The Nets have given head coach Jason Kidd permission to speak to the Milwaukee Bucks to be the head of their basketball operations after a failed power play to take over the team’s basketball operations, according to a report by Tim Bontemps of the New York Post.
No, really, read that sentence again. Do it. Swirl it around your brain for a good twenty to thirty-five seconds. Let it stick to your membranes like a spilled soda in your skull.
The report has been corroborated by multiple reporters, including that Kidd also asked for a raise after seeing lucrative deals for new head coaches Derek Fisher & Steve Kerr and was declined. The Russians are “done with Kidd,” according to Adrian Wojnarowski of Yahoo! Sports, and are currently discussion compensation with the Bucks for Kidd’s early departure from his contract. Ken Berger of CBS Sports that it’s unlikely that Kidd will return to the team in any capacity:
Whatever happens in Milwaukee, difficult to imagine Kidd returning to Nets. "I don't see it," source said of bombshell turn of events.
— Ken Berger (@KBergCBS) June 29, 2014
Two more wrinkles to this story: The new co-owner of the Bucks, Mark Lasry, once worked as Kidd’s financial advisor, and Kidd also advocated a trade with the Bucks that would have sent Brook Lopez and Mirza Teletovic to Milwaukee for Larry Sanders and Ersan Ilyasova, according to Tom Lorenzo of NetsDaily.

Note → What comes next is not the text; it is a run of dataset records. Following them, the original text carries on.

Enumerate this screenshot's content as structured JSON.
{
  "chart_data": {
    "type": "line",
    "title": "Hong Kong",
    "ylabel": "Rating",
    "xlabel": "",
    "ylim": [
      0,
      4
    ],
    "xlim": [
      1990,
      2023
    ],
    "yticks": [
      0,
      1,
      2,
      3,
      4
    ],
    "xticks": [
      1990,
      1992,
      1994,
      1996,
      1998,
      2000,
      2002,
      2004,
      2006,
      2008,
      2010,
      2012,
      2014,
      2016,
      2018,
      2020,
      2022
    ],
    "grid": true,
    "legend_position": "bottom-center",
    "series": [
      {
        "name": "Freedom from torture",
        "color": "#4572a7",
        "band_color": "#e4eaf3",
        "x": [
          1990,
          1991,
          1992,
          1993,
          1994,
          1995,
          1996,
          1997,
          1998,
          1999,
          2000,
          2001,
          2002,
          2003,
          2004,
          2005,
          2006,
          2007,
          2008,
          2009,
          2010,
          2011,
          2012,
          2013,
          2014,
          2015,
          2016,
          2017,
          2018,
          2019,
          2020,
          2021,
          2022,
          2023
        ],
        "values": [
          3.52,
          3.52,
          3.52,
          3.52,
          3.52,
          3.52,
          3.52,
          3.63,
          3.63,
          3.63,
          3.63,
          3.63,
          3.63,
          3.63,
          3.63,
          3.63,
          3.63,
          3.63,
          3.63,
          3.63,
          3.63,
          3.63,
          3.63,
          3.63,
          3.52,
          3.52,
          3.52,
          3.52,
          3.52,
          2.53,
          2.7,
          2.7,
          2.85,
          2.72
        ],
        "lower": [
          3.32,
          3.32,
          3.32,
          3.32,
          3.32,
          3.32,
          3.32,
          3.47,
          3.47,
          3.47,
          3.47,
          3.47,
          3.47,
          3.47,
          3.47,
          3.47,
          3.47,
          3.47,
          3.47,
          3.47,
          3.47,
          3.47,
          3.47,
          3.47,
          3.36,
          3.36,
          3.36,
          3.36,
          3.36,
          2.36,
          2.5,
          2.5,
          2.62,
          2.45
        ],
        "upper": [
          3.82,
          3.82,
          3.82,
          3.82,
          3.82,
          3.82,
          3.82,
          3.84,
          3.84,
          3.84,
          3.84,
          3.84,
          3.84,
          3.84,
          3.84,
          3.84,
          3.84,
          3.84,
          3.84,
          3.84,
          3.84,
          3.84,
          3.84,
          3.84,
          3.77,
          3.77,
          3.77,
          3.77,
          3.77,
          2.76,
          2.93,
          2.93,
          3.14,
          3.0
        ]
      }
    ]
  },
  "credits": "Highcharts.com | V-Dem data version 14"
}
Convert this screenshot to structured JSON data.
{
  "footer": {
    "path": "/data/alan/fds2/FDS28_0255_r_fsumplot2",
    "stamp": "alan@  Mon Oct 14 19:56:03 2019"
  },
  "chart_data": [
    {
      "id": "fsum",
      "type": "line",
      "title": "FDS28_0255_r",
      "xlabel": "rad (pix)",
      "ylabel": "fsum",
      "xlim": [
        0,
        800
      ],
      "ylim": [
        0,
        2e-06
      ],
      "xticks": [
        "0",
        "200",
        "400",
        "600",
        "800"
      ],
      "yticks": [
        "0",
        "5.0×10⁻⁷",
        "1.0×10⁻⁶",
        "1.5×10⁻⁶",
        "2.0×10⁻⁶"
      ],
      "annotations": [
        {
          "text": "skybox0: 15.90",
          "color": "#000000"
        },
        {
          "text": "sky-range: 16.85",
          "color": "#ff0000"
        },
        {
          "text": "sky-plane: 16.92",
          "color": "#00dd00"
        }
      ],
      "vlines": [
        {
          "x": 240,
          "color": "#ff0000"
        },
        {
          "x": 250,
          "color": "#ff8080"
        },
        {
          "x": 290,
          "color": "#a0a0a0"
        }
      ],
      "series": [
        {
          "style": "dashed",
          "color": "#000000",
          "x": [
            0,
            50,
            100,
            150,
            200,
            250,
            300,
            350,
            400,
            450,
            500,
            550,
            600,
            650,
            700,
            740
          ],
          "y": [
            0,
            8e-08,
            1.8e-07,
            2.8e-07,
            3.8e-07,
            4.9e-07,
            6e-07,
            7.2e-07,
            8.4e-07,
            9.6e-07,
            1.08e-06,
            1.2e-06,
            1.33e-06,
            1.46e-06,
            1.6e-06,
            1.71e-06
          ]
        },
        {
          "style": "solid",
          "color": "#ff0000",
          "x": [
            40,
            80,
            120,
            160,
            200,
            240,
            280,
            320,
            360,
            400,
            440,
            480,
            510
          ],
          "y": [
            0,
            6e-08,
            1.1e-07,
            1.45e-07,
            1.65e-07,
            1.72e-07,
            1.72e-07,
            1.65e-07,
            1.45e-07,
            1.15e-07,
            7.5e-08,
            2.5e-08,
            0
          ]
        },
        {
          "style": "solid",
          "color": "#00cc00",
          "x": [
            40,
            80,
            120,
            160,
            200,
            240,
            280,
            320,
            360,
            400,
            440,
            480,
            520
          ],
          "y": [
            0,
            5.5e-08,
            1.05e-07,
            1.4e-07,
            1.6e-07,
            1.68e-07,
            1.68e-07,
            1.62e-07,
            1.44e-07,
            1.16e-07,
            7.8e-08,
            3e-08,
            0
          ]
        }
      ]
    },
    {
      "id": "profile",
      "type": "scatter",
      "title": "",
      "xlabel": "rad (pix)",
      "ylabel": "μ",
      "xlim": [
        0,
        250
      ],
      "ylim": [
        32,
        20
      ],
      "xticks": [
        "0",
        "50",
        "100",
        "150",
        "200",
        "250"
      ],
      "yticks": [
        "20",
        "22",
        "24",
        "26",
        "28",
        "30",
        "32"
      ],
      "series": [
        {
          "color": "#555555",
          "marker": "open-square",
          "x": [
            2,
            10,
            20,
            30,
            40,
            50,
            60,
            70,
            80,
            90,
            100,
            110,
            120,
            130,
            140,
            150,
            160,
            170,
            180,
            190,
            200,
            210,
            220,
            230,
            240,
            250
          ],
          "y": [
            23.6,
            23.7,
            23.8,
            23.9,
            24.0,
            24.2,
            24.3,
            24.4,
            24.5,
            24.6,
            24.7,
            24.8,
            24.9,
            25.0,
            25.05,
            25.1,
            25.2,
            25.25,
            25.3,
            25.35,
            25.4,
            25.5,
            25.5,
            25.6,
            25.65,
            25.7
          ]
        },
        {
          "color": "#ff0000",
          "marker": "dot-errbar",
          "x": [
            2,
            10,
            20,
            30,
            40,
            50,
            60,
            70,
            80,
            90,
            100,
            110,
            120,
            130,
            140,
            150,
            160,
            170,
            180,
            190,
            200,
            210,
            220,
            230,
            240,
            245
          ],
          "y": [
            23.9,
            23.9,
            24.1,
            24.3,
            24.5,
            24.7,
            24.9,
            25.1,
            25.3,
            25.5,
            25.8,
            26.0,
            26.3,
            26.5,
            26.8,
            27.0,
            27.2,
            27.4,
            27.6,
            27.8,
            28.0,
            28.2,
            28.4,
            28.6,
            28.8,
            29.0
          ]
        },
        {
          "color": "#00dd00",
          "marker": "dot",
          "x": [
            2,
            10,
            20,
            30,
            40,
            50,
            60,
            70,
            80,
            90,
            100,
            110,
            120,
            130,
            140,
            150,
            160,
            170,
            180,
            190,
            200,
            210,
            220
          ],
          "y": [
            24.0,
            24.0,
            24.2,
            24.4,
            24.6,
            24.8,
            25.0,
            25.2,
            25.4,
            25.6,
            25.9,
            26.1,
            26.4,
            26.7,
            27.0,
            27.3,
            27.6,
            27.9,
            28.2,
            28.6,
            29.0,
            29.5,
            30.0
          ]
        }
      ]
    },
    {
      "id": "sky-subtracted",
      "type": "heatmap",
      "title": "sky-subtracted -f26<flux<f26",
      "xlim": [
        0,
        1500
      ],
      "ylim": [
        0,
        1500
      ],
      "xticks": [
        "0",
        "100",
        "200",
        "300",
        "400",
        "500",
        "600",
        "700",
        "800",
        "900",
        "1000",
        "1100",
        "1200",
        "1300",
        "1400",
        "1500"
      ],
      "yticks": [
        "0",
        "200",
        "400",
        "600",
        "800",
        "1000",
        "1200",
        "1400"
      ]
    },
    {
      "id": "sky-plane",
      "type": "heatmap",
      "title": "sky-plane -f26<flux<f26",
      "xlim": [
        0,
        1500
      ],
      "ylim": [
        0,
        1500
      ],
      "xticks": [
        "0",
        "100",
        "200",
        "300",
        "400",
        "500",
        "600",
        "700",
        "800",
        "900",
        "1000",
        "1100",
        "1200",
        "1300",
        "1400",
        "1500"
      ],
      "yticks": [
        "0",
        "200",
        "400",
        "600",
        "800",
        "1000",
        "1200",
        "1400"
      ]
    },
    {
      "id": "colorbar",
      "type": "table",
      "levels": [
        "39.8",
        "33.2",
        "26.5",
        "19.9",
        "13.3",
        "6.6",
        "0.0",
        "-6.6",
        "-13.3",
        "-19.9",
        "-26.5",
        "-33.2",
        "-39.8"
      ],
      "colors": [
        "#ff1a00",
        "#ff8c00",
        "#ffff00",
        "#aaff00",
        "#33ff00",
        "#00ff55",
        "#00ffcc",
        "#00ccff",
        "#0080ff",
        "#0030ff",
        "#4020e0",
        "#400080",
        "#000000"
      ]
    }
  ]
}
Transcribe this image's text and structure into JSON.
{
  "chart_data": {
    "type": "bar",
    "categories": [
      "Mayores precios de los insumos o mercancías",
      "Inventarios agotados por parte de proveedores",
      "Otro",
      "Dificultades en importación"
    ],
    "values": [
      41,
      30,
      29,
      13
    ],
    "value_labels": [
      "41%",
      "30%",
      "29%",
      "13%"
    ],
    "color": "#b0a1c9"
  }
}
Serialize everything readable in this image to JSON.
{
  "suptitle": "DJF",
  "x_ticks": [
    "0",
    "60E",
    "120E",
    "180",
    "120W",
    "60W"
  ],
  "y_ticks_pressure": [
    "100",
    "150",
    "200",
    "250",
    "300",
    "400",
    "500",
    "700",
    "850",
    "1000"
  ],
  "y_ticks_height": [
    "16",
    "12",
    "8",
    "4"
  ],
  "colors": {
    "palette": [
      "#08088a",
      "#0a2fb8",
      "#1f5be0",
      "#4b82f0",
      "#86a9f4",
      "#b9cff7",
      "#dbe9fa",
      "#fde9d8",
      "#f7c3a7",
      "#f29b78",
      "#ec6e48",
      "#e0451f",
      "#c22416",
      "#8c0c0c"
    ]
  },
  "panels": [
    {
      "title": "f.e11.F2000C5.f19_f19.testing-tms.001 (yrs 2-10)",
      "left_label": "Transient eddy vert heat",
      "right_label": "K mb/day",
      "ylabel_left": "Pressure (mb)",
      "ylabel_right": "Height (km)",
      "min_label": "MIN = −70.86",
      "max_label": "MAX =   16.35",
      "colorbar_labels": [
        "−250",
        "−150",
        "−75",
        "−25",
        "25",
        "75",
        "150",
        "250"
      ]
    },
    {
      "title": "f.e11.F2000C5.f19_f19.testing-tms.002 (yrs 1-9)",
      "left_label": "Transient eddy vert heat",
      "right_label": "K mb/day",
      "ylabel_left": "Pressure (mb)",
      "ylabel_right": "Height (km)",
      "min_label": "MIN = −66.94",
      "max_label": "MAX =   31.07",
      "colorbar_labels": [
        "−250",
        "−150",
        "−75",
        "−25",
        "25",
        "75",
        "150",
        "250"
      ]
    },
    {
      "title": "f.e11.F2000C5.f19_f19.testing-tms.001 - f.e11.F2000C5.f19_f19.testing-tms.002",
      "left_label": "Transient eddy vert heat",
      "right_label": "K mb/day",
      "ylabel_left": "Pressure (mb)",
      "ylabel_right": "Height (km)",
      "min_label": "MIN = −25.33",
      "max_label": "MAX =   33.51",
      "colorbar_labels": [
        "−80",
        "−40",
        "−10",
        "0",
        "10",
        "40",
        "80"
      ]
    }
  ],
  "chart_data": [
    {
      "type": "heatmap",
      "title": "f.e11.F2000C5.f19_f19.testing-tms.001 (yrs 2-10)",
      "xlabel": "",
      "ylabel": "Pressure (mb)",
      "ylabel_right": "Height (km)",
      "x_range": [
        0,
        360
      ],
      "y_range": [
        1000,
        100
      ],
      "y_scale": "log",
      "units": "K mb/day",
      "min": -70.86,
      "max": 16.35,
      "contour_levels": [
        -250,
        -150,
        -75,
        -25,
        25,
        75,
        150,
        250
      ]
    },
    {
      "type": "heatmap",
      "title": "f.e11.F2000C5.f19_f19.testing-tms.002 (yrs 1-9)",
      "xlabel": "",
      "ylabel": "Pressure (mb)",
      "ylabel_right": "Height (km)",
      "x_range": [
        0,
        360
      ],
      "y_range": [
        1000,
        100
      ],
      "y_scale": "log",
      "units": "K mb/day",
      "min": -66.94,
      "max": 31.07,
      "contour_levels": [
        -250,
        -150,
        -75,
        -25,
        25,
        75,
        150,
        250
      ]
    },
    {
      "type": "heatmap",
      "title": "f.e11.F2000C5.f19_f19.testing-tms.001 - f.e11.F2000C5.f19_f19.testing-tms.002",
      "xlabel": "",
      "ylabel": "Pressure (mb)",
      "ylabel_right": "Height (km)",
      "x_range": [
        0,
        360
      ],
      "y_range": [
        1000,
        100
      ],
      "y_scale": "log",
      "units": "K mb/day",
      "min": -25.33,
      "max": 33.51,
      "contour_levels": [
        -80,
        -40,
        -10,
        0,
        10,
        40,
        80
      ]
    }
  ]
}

To say this is a stunning turn of events is giving stuns too much credit. As of about two hours ago, I’d tell you that Kidd has the most power of any person in this organization: after he dismissed Lawrence Frank, after buying half of Jay-Z’s shares, after cementing his status as their greatest NBA player of all time, after the Nets basically handed him the reins to a championship-caliber team within nine days of his retirement. He was the guy, possibly someone who could have had a coaching job for life. Now, it looks like he’s headed elsewhere: if not Milwaukee, then somewhere with an open position.
There’s two schools of thought here. You could argue that Kidd, considered one of the best basketball minds of all time, should have more power in the front office to oversee decisions, even if it’s just as a figurehead. On the other hand, Kidd waltzed up to the front office and asked Mikhail Prokhorov to promote him into a presidential position over general manager Billy King, the guy who hired Kidd in the first place. That type of power in any organization is “rare,” the Post article notes:
Holding the dual roles of both coaching a team and overseeing basketball operations is rare in the NBA, with only San Antonio’s Gregg Popovich, Detroit’s Stan Van Gundy, Minnesota’s Flip Saunders and the Clippers’ Doc Rivers currently holding both roles. Van Gundy and Saunders assumed their roles this offseason.
This is also all happening mere days before NBA’s free agency perioid, when Nets free agents Paul Pierce, Shaun Livingston, and Andray Blatche will all have decisions to make about their future with the team.